天然ゴム市場分析

 上海ゴムの日中取引は、清明節により4月3日~4日が休場となります。そして、今週の天然ゴム市場の注目は、4月6日~7日の米中首脳会談となりそうです。

 トランプ大統領は3月31日、不公正貿易の調査を米商務省などに命じる大統領令に署名しました。先週末の米大統領令に対する署名は、4月6日~7日の米中首脳会談を見据えた署名だったのかもしれません。トランプ大統領は3月31日、「米製造業復活の舞台を築く」と述べました。また、3月30日には自身のツイッターで「我々はこれ以上、巨額の貿易赤字と雇用喪失は容認できず、中国との会談は厳しいものになる。米企業は、中国に取って代わる別のものに目を向ける用意をしなければならない。」と投稿しております。今週の米中首脳会談では、トランプ大統領が中国の対米輸出に対して厳しい態度を示すことが予想されます。

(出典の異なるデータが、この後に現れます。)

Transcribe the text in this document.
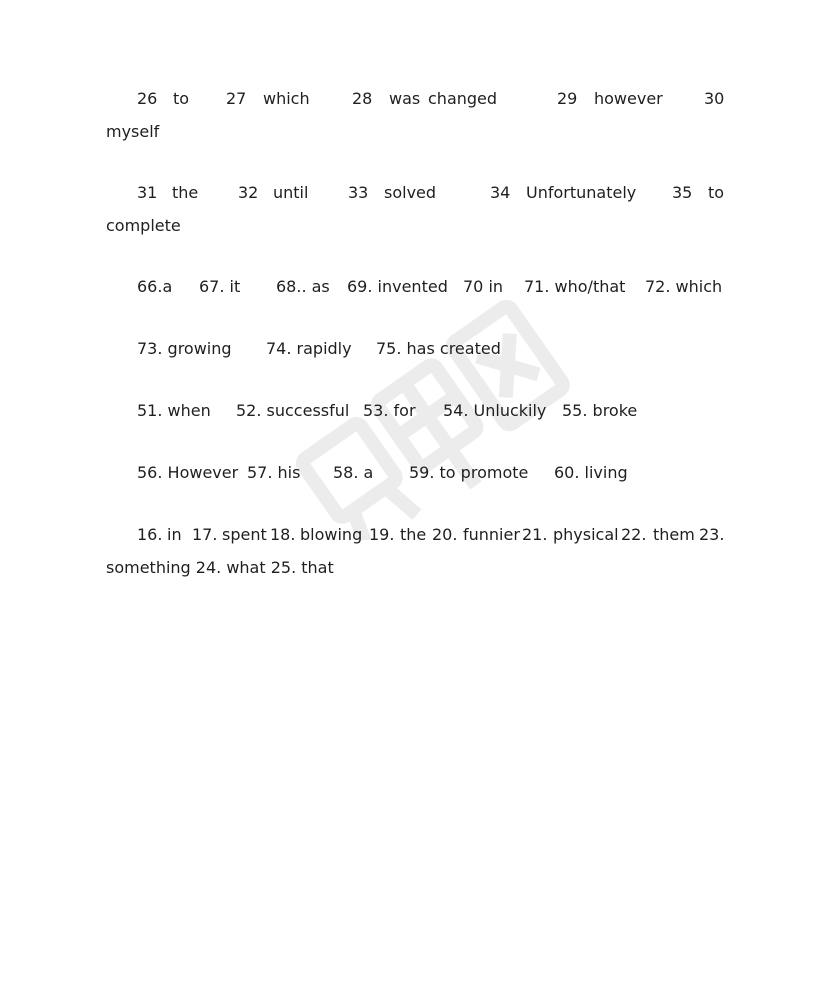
26 to 27 which	28 was changed	29 however	30
myself
31 the 32 until 33 solved	34 Unfortunately 35 to
complete
66.a 67. it 68.. as 69. invented 70 in 71. who/that 72. which
73. growing 74. rapidly 75. has created
51. when 52. successful 53. for 54. Unluckily 55. broke
56. However 57. his 58. a 59. to promote 60. living
16. in 17. spent 18. blowing 19. the 20. funnier 21. physical 22. them 23.
something 24. what 25. that
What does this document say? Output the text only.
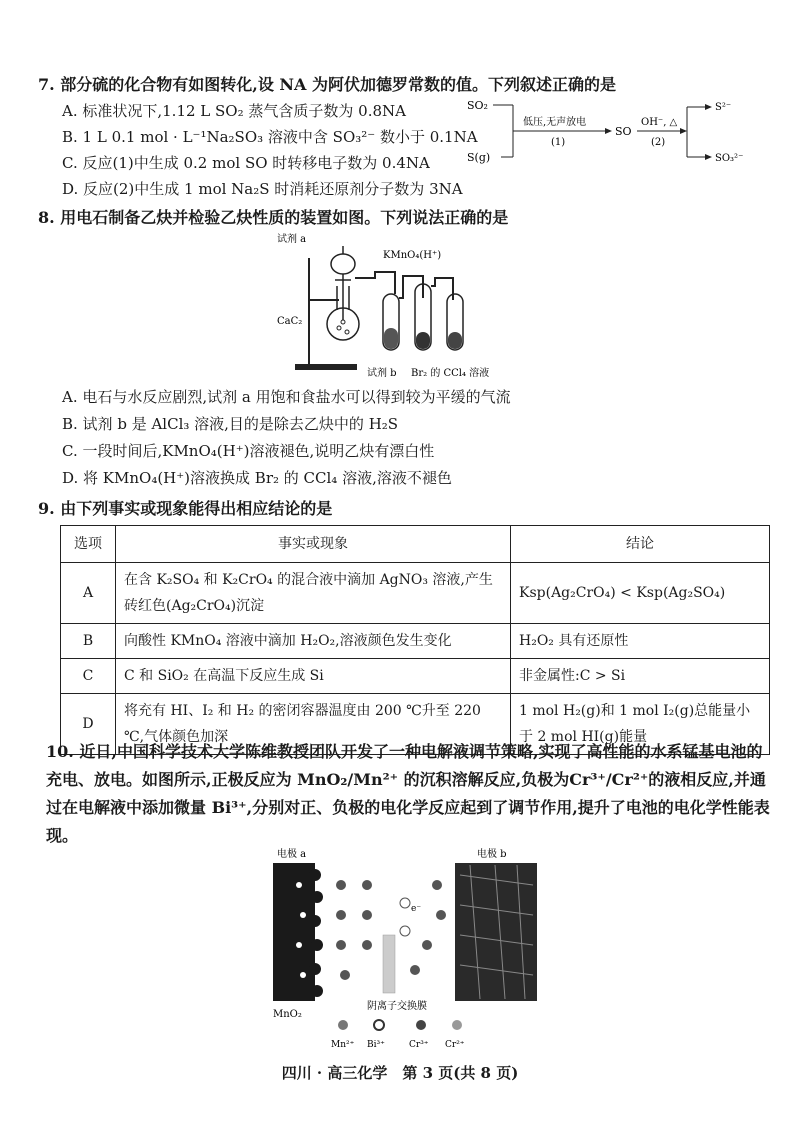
7. 部分硫的化合物有如图转化,设 NA 为阿伏加德罗常数的值。下列叙述正确的是
A. 标准状况下,1.12 L SO₂ 蒸气含质子数为 0.8NA
B. 1 L 0.1 mol · L⁻¹Na₂SO₃ 溶液中含 SO₃²⁻ 数小于 0.1NA
C. 反应(1)中生成 0.2 mol SO 时转移电子数为 0.4NA
D. 反应(2)中生成 1 mol Na₂S 时消耗还原剂分子数为 3NA
SO₂
S(g)
低压,无声放电
(1)
SO
OH⁻, △
(2)
S²⁻
SO₃²⁻
8. 用电石制备乙炔并检验乙炔性质的装置如图。下列说法正确的是
试剂 a
CaC₂
试剂 b
KMnO₄(H⁺)
Br₂ 的 CCl₄ 溶液
A. 电石与水反应剧烈,试剂 a 用饱和食盐水可以得到较为平缓的气流
B. 试剂 b 是 AlCl₃ 溶液,目的是除去乙炔中的 H₂S
C. 一段时间后,KMnO₄(H⁺)溶液褪色,说明乙炔有漂白性
D. 将 KMnO₄(H⁺)溶液换成 Br₂ 的 CCl₄ 溶液,溶液不褪色
9. 由下列事实或现象能得出相应结论的是
选项	事实或现象	结论
A	在含 K₂SO₄ 和 K₂CrO₄ 的混合液中滴加 AgNO₃ 溶液,产生砖红色(Ag₂CrO₄)沉淀	Ksp(Ag₂CrO₄) < Ksp(Ag₂SO₄)
B	向酸性 KMnO₄ 溶液中滴加 H₂O₂,溶液颜色发生变化	H₂O₂ 具有还原性
C	C 和 SiO₂ 在高温下反应生成 Si	非金属性:C > Si
D	将充有 HI、I₂ 和 H₂ 的密闭容器温度由 200 ℃升至 220 ℃,气体颜色加深	1 mol H₂(g)和 1 mol I₂(g)总能量小于 2 mol HI(g)能量
10. 近日,中国科学技术大学陈维教授团队开发了一种电解液调节策略,实现了高性能的水系锰基电池的充电、放电。如图所示,正极反应为 MnO₂/Mn²⁺ 的沉积溶解反应,负极为Cr³⁺/Cr²⁺的液相反应,并通过在电解液中添加微量 Bi³⁺,分别对正、负极的电化学反应起到了调节作用,提升了电池的电化学性能表现。
电极 a	电极 b
MnO₂
阴离子交换膜
e⁻
Mn²⁺ Bi³⁺	Cr³⁺ Cr²⁺
四川 · 高三化学　第 3 页(共 8 页)
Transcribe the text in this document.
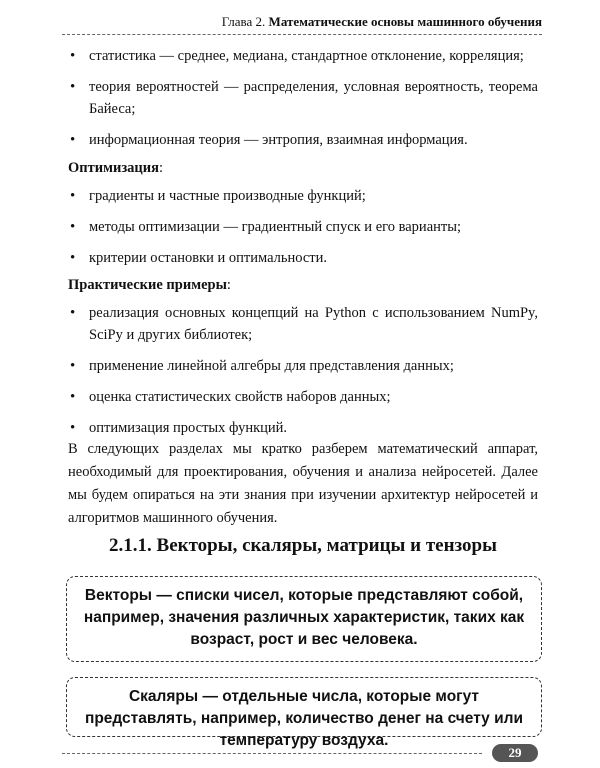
Глава 2. Математические основы машинного обучения
• статистика — среднее, медиана, стандартное отклонение, корреляция;
• теория вероятностей — распределения, условная вероятность, теорема Байеса;
• информационная теория — энтропия, взаимная информация.
Оптимизация:
• градиенты и частные производные функций;
• методы оптимизации — градиентный спуск и его варианты;
• критерии остановки и оптимальности.
Практические примеры:
• реализация основных концепций на Python с использованием NumPy, SciPy и других библиотек;
• применение линейной алгебры для представления данных;
• оценка статистических свойств наборов данных;
• оптимизация простых функций.

В следующих разделах мы кратко разберем математический аппарат, необходимый для проектирования, обучения и анализа нейросетей. Далее мы будем опираться на эти знания при изучении архитектур нейросетей и алгоритмов машинного обучения.

2.1.1. Векторы, скаляры, матрицы и тензоры
Векторы — списки чисел, которые представляют собой, например, значения различных характеристик, таких как возраст, рост и вес человека.
Скаляры — отдельные числа, которые могут представлять, например, количество денег на счету или температуру воздуха.
29
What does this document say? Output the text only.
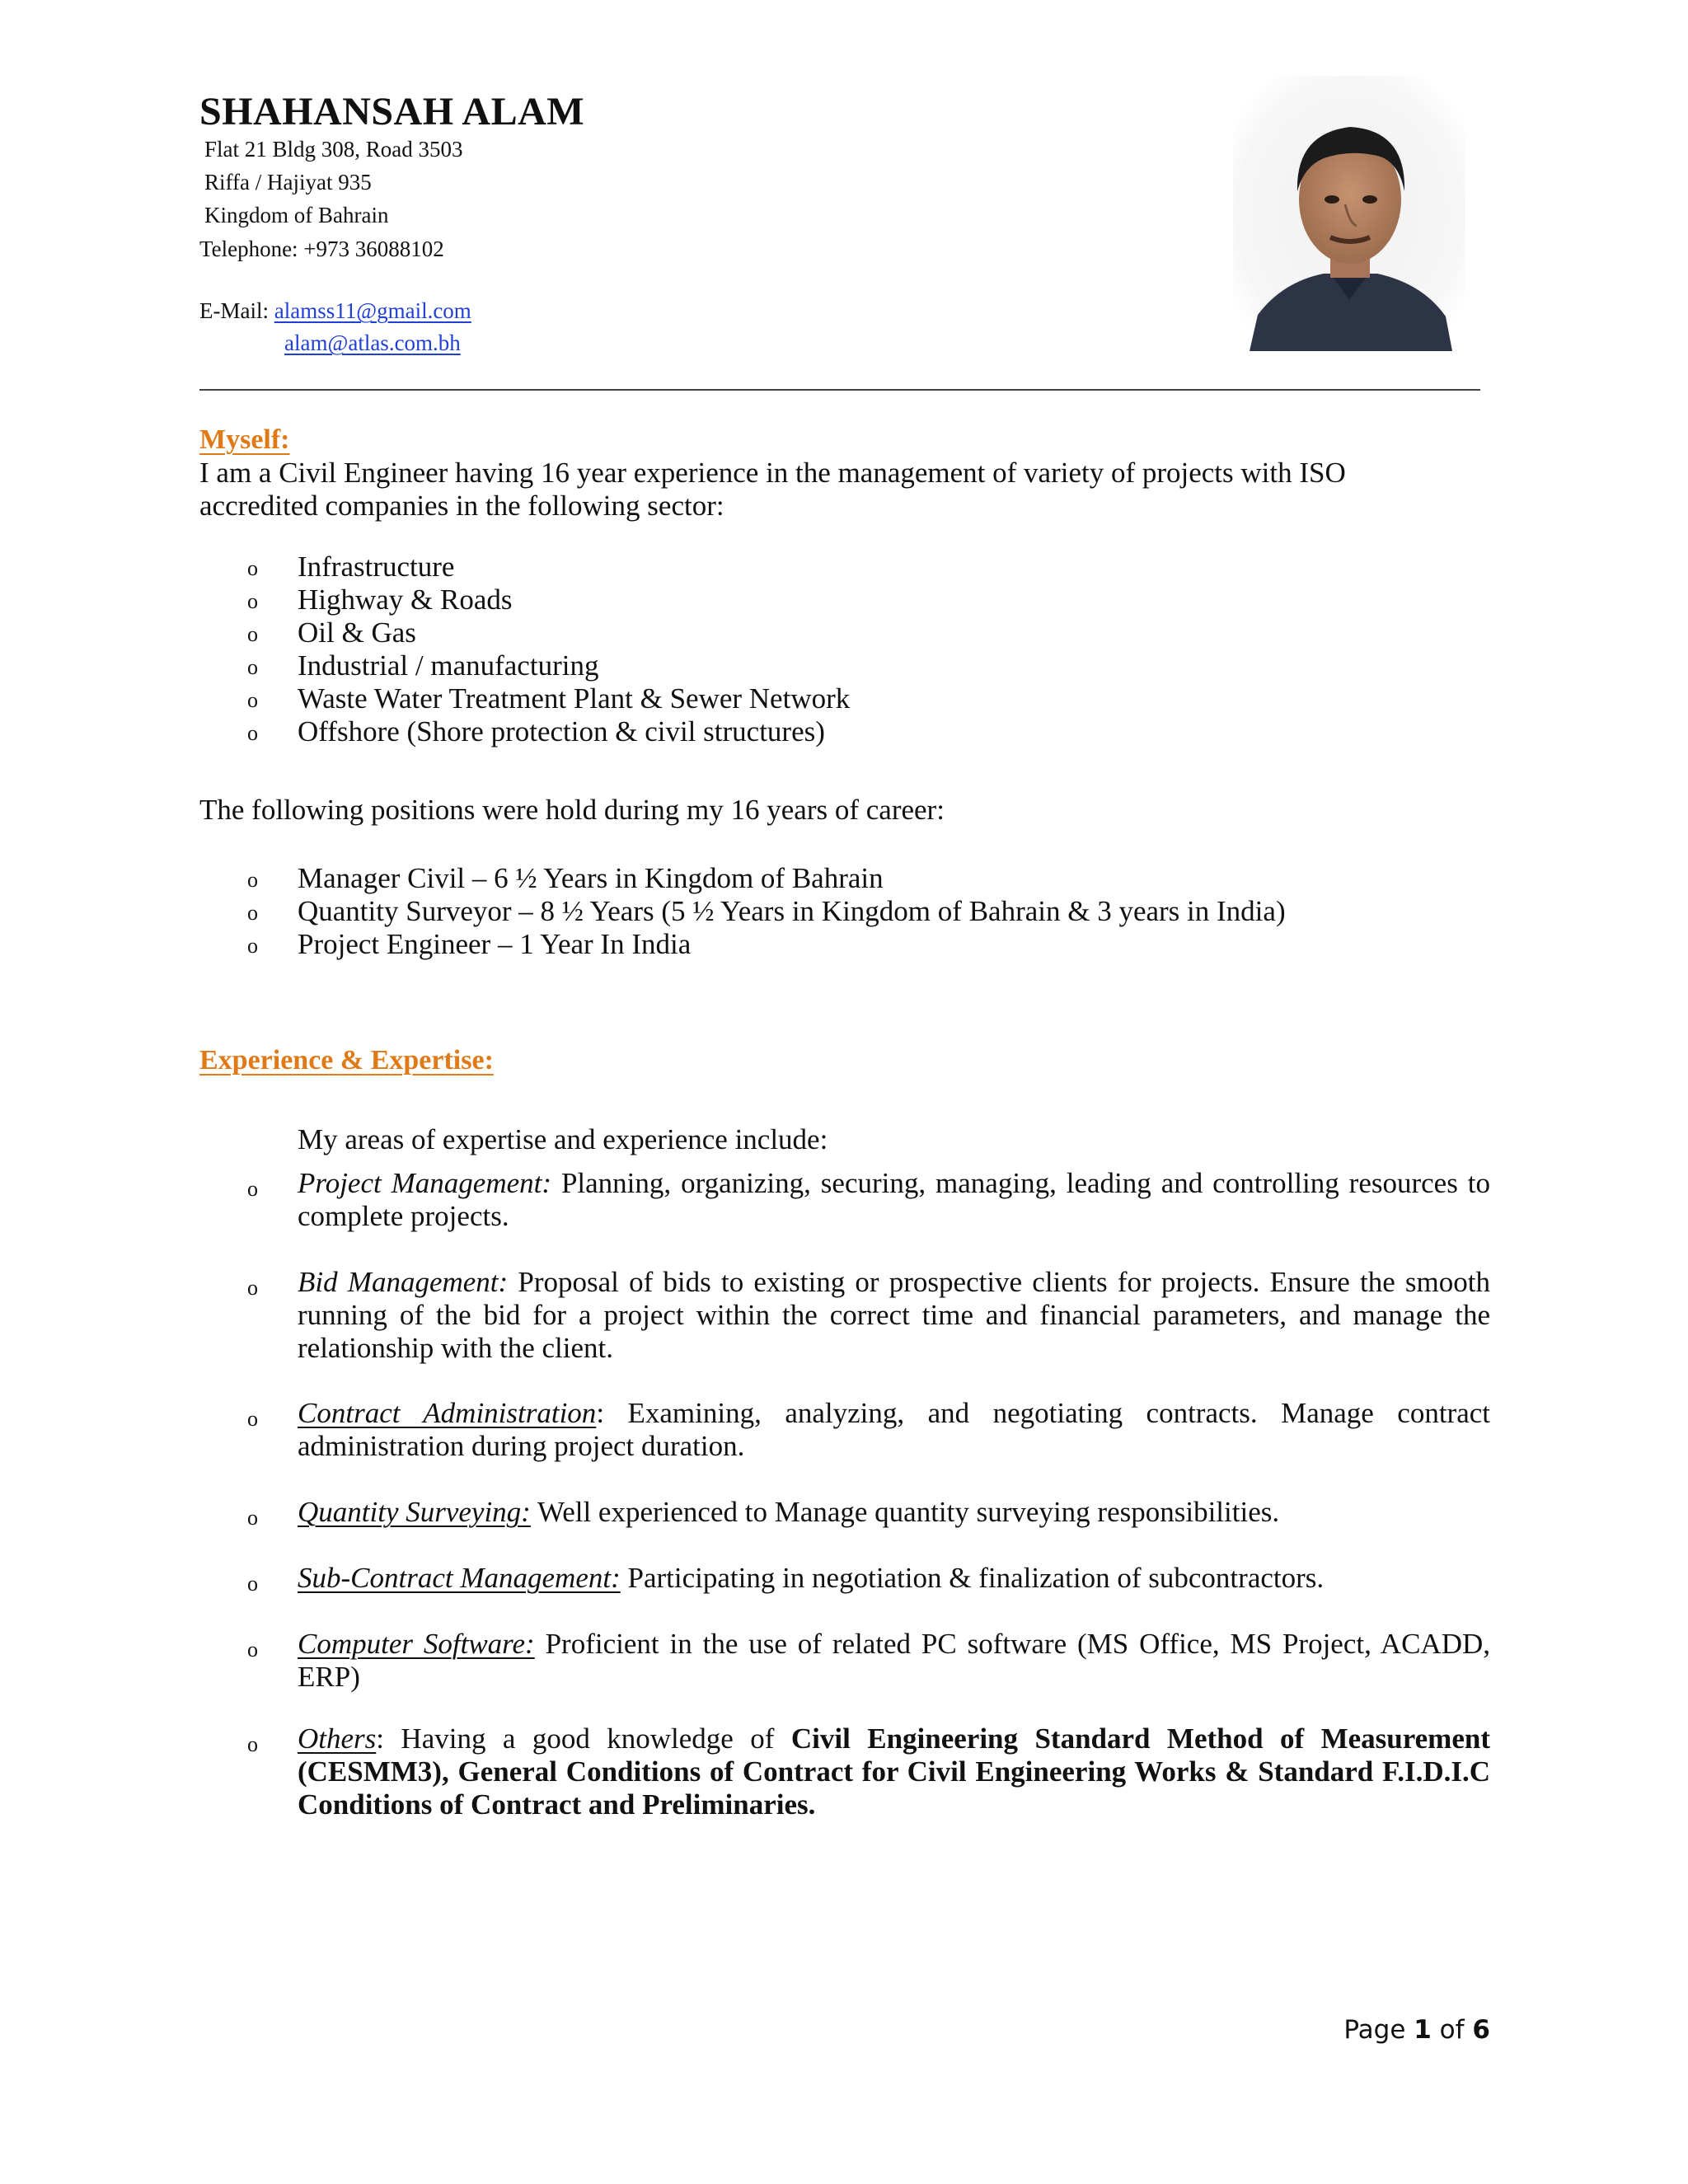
SHAHANSAH ALAM
Flat 21 Bldg 308, Road 3503
Riffa / Hajiyat 935
Kingdom of Bahrain
Telephone: +973 36088102
E-Mail: alamss11@gmail.com
alam@atlas.com.bh
Myself:
I am a Civil Engineer having 16 year experience in the management of variety of projects with ISO
accredited companies in the following sector:
o Infrastructure
o Highway & Roads
o Oil & Gas
o Industrial / manufacturing
o Waste Water Treatment Plant & Sewer Network
o Offshore (Shore protection & civil structures)
The following positions were hold during my 16 years of career:
o Manager Civil – 6 ½ Years in Kingdom of Bahrain
o Quantity Surveyor – 8 ½ Years (5 ½ Years in Kingdom of Bahrain & 3 years in India)
o Project Engineer – 1 Year In India
Experience & Expertise:
My areas of expertise and experience include:
o Project Management: Planning, organizing, securing, managing, leading and controlling resources to complete projects.
o Bid Management: Proposal of bids to existing or prospective clients for projects. Ensure the smooth running of the bid for a project within the correct time and financial parameters, and manage the relationship with the client.
o Contract Administration: Examining, analyzing, and negotiating contracts. Manage contract administration during project duration.
o Quantity Surveying: Well experienced to Manage quantity surveying responsibilities.
o Sub-Contract Management: Participating in negotiation & finalization of subcontractors.
o Computer Software: Proficient in the use of related PC software (MS Office, MS Project, ACADD, ERP)
o Others: Having a good knowledge of Civil Engineering Standard Method of Measurement (CESMM3), General Conditions of Contract for Civil Engineering Works & Standard F.I.D.I.C Conditions of Contract and Preliminaries.
Page 1 of 6
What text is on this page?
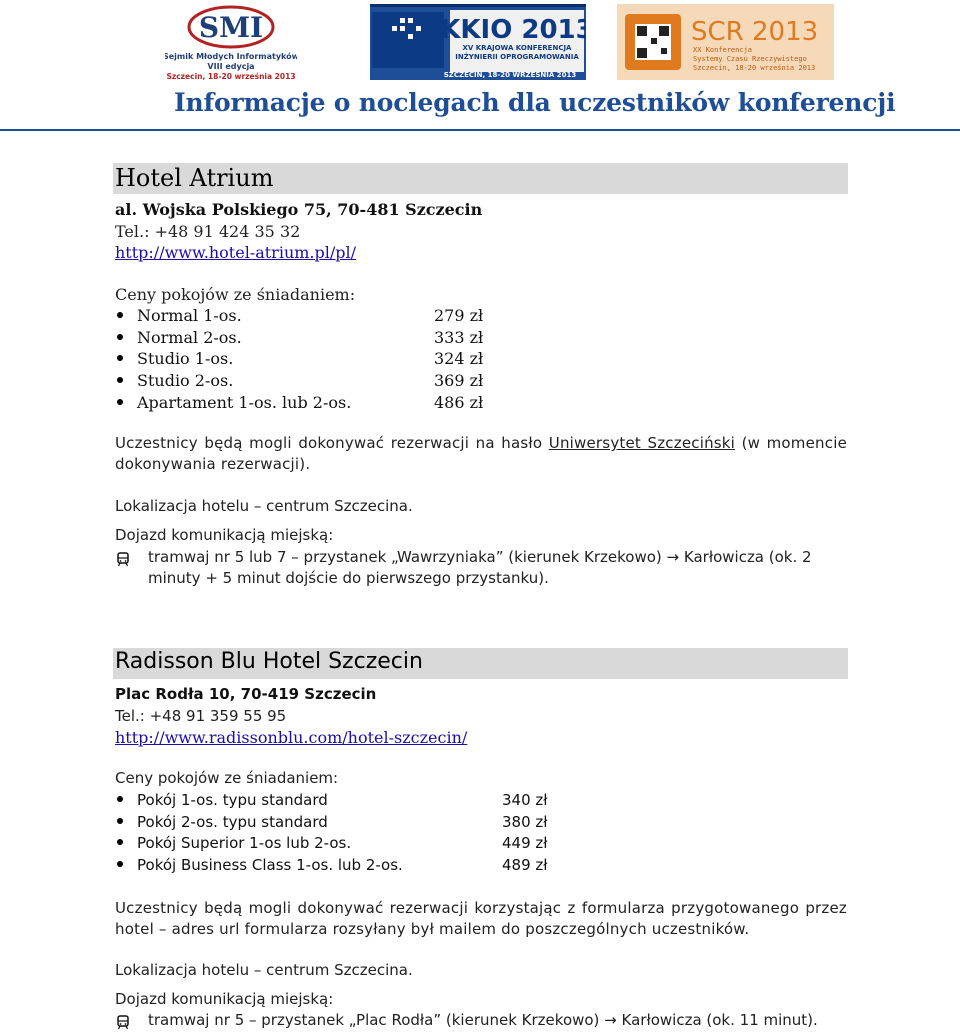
SMI
Sejmik Młodych Informatyków
VIII edycja
Szczecin, 18-20 września 2013
KKIO 2013
XV KRAJOWA KONFERENCJA
INŻYNIERII OPROGRAMOWANIA
SZCZECIN, 18-20 WRZEŚNIA 2013
SCR 2013
XX Konferencja
Systemy Czasu Rzeczywistego
Szczecin, 18-20 września 2013
Informacje o noclegach dla uczestników konferencji
Hotel Atrium
al. Wojska Polskiego 75, 70-481 Szczecin
Tel.: +48 91 424 35 32
http://www.hotel-atrium.pl/pl/
Ceny pokojów ze śniadaniem:
Normal 1-os.	279 zł
Normal 2-os.	333 zł
Studio 1-os.	324 zł
Studio 2-os.	369 zł
Apartament 1-os. lub 2-os.	486 zł
Uczestnicy będą mogli dokonywać rezerwacji na hasło Uniwersytet Szczeciński (w momencie dokonywania rezerwacji).
Lokalizacja hotelu – centrum Szczecina.
Dojazd komunikacją miejską:
tramwaj nr 5 lub 7 – przystanek „Wawrzyniaka” (kierunek Krzekowo) → Karłowicza (ok. 2 minuty + 5 minut dojście do pierwszego przystanku).
Radisson Blu Hotel Szczecin
Plac Rodła 10, 70-419 Szczecin
Tel.: +48 91 359 55 95
http://www.radissonblu.com/hotel-szczecin/
Ceny pokojów ze śniadaniem:
Pokój 1-os. typu standard	340 zł
Pokój 2-os. typu standard	380 zł
Pokój Superior 1-os lub 2-os.	449 zł
Pokój Business Class 1-os. lub 2-os.	489 zł
Uczestnicy będą mogli dokonywać rezerwacji korzystając z formularza przygotowanego przez hotel – adres url formularza rozsyłany był mailem do poszczególnych uczestników.
Lokalizacja hotelu – centrum Szczecina.
Dojazd komunikacją miejską:
tramwaj nr 5 – przystanek „Plac Rodła” (kierunek Krzekowo) → Karłowicza (ok. 11 minut).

 2016年の米国の貿易赤字(5022億5200万ドル)の半分ほどが対中貿易によるものです。それに対して2016年の中国の貿易黒字(5099億6000万ドル)の半分ほど(2507億9000万ドル)が対米貿易によるものです。こうしたことを背景として米国は、今週の米中首脳会談で、中国の対米貿易に対して厳しい態度を示すとの見方が高まっております。そうなれば、中国の貿易企業へのダメージが懸念されるようになります。中国の貿易量が減少することになれば、1年ほど前から上昇基調を続けている中国の資源銘柄への売りが加速する可能性もあります。中国の資源銘柄が下落基調を強めると、鉄鋼関連銘柄や非鉄金属銘柄の下落に上海ゴムが追随する可能性も高まります。